Wordclouds (and multiple processes) are fun
Let's say you're writing a browser toy, to display what people say in their important #beer tweets. On the server you want to scan Twitter for #beer, and store the tweets. On occasion, a browser will fetch the list of words, then display most recent related words in those tweets as a word cloud.
To reduce complexity you don't want to add any extra packages, which might be untested and/or sketchy. What do you do with a standard "batteries included" Python? You use multiprocessing!
The multiprocessing module lets you write programs as a system of a connected processes. In this case, one is a producer: it does work then pushes information to list of tweets, shared in the system. Another process is a consumer: it waits for data from producer, then processes it for display on a browser in a pretty word cloud.

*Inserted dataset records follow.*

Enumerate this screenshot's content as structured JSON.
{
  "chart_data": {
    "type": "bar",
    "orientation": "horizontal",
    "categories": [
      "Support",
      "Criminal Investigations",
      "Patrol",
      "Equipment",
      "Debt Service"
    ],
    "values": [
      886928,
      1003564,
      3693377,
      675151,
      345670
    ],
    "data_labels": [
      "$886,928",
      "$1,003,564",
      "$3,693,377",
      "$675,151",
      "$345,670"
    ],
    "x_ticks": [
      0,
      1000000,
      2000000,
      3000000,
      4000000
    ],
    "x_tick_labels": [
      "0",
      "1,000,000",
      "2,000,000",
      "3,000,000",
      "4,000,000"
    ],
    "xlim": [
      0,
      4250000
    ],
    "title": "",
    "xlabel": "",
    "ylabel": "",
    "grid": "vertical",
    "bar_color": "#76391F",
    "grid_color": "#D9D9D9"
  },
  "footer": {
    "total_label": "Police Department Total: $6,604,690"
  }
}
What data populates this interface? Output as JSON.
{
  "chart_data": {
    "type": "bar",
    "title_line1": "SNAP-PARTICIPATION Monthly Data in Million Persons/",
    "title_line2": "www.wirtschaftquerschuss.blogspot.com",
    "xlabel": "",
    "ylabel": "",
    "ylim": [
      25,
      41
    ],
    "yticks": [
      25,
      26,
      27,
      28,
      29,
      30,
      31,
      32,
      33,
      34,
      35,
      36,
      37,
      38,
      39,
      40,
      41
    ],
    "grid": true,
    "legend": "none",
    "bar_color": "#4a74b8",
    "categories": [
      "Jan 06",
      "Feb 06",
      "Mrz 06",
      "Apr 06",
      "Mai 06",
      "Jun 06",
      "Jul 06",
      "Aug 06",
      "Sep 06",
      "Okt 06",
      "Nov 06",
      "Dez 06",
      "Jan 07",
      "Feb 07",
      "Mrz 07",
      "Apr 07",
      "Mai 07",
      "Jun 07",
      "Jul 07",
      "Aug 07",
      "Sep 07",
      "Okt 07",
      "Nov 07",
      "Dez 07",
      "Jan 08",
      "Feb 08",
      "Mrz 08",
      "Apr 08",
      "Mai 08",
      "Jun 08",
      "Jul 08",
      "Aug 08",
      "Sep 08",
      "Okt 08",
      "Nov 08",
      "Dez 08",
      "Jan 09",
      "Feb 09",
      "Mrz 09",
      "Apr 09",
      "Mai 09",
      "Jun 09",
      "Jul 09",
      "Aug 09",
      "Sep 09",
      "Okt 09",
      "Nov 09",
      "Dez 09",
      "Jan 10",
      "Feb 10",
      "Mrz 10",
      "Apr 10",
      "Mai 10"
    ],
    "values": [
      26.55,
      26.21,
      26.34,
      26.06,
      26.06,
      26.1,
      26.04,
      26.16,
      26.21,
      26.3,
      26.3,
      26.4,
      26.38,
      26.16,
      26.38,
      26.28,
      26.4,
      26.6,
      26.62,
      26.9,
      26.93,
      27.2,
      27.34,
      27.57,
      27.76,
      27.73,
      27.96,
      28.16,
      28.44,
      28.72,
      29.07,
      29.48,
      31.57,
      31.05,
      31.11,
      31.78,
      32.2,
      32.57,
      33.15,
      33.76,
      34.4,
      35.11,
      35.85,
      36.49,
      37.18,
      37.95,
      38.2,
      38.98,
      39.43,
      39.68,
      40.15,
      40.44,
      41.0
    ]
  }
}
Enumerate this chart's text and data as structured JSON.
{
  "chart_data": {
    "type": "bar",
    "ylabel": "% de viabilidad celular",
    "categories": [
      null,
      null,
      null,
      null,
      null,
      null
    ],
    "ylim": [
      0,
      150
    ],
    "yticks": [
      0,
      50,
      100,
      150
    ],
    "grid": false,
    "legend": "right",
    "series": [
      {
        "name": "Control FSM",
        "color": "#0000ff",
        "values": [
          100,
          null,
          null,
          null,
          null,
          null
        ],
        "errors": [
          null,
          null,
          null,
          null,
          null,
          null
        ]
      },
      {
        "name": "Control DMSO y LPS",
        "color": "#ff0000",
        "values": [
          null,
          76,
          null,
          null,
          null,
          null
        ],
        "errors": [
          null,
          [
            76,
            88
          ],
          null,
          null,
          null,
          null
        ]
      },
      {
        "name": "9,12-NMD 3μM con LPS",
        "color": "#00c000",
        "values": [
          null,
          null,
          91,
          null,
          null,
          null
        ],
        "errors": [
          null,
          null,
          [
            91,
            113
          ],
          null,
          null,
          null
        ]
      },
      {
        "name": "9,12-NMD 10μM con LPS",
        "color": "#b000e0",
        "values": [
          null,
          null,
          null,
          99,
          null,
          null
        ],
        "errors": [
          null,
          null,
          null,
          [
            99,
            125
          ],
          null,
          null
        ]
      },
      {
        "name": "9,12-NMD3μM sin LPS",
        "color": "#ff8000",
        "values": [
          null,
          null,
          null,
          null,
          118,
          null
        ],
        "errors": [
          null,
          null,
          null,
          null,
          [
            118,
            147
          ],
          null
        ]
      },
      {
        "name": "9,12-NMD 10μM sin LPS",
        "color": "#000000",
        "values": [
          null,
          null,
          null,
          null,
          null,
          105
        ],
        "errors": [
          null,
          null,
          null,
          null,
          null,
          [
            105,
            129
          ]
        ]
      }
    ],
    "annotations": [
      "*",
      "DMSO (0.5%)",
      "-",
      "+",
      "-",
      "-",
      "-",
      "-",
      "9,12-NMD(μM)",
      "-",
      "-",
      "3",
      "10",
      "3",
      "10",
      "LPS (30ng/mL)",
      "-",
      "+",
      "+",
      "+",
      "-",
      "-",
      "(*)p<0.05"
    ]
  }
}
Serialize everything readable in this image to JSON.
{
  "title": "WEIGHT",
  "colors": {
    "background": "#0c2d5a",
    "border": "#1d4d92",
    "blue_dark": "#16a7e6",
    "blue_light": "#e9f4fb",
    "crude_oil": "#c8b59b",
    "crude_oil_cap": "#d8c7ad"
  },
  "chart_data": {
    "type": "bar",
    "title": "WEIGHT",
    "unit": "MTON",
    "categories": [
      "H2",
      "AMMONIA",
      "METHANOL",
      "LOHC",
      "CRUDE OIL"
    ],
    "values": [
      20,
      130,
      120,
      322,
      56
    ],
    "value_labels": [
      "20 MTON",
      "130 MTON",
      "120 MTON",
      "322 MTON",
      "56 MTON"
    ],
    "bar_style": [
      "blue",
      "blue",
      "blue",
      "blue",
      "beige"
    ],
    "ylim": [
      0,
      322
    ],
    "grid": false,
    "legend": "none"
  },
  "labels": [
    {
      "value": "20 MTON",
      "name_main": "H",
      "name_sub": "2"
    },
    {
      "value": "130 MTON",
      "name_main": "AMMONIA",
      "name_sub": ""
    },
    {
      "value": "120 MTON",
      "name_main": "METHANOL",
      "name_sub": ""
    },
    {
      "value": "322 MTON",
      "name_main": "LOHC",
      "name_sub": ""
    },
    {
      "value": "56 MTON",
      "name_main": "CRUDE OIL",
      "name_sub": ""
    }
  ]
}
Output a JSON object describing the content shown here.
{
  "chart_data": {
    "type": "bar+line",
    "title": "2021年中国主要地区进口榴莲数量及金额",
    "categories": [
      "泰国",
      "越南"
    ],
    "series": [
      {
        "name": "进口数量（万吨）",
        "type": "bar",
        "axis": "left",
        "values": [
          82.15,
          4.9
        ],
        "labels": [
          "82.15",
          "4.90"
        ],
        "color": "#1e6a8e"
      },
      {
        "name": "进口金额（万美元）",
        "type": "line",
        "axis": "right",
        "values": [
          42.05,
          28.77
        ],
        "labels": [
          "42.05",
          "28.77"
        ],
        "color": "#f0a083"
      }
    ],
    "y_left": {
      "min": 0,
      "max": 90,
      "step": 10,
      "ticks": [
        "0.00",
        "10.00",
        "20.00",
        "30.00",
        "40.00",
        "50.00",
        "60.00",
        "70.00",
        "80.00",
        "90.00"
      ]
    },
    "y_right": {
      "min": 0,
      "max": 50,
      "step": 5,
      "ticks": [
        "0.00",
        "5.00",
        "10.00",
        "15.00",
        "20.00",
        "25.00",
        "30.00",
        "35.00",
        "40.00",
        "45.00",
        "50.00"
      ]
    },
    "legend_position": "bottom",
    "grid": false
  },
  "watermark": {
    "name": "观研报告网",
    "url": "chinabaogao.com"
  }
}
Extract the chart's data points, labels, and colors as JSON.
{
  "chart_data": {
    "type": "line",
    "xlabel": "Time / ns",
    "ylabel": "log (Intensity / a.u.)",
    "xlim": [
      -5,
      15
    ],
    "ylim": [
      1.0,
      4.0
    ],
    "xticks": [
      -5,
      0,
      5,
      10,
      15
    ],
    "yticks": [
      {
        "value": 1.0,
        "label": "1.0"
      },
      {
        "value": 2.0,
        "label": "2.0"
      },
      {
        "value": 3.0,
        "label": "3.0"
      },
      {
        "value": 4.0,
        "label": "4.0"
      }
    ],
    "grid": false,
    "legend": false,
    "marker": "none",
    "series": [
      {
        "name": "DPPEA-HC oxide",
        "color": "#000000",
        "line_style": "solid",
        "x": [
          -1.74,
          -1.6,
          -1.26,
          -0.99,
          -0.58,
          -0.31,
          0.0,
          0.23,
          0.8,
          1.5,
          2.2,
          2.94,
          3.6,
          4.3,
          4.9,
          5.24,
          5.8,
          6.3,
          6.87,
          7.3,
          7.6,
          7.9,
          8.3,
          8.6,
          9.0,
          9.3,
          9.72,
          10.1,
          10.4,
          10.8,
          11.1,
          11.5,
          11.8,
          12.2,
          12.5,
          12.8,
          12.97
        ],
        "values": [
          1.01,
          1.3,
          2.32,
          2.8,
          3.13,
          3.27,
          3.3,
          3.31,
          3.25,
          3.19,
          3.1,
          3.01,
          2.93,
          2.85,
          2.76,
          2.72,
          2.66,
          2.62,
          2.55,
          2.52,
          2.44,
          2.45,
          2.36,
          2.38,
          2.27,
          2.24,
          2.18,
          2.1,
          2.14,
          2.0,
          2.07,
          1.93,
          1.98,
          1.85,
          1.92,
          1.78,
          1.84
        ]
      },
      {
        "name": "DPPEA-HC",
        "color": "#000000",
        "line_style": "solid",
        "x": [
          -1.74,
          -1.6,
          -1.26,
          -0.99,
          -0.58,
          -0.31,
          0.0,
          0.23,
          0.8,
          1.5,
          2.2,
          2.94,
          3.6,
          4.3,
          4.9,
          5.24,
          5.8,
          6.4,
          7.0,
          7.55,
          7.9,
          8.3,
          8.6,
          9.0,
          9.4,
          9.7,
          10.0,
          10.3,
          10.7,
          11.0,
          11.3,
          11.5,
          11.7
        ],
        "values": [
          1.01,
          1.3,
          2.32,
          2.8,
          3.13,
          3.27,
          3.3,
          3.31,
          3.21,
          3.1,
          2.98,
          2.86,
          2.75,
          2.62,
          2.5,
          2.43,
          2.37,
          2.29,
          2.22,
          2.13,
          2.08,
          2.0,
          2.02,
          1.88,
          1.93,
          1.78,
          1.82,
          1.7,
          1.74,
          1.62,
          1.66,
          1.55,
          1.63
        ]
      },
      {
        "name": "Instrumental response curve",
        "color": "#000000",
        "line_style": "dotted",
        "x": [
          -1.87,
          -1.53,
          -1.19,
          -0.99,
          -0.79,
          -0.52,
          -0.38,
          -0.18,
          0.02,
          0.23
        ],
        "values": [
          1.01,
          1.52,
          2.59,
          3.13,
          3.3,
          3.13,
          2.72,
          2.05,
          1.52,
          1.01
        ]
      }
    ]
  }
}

Server programming: log early and often
Without writing asynchronous code it's hard to do a lot of I/O in a single Python process. By splitting up your project into multiple tasks, each with its own process, each task can run on a separate CPU in parallel. The multiprocessing module helps us start and stop proceses, and communicate data back and forth.
It's better to have too much logging than not enough. Your Operations people don't understand your code. If they see overall system problems it's easier for them to sift out the irrelevant logging messages, rather than add more logging into a complex system.
Log early, log often -- you and your operations people will love you for it.
This post was inspired by Playing with REALTIME data, Python and D3 by Brett Dangerfield. His code actually scans Twitter and does the word cloud display.
If you're even curious about Python, run don't walk to get Python Cookbook by David Beazley and Brian K. Jones. I've been programming in Python for 15 years and learn new tools and techniques from every chapter!
In modern Python3, take a look at the more graceful concurrent.futures solution.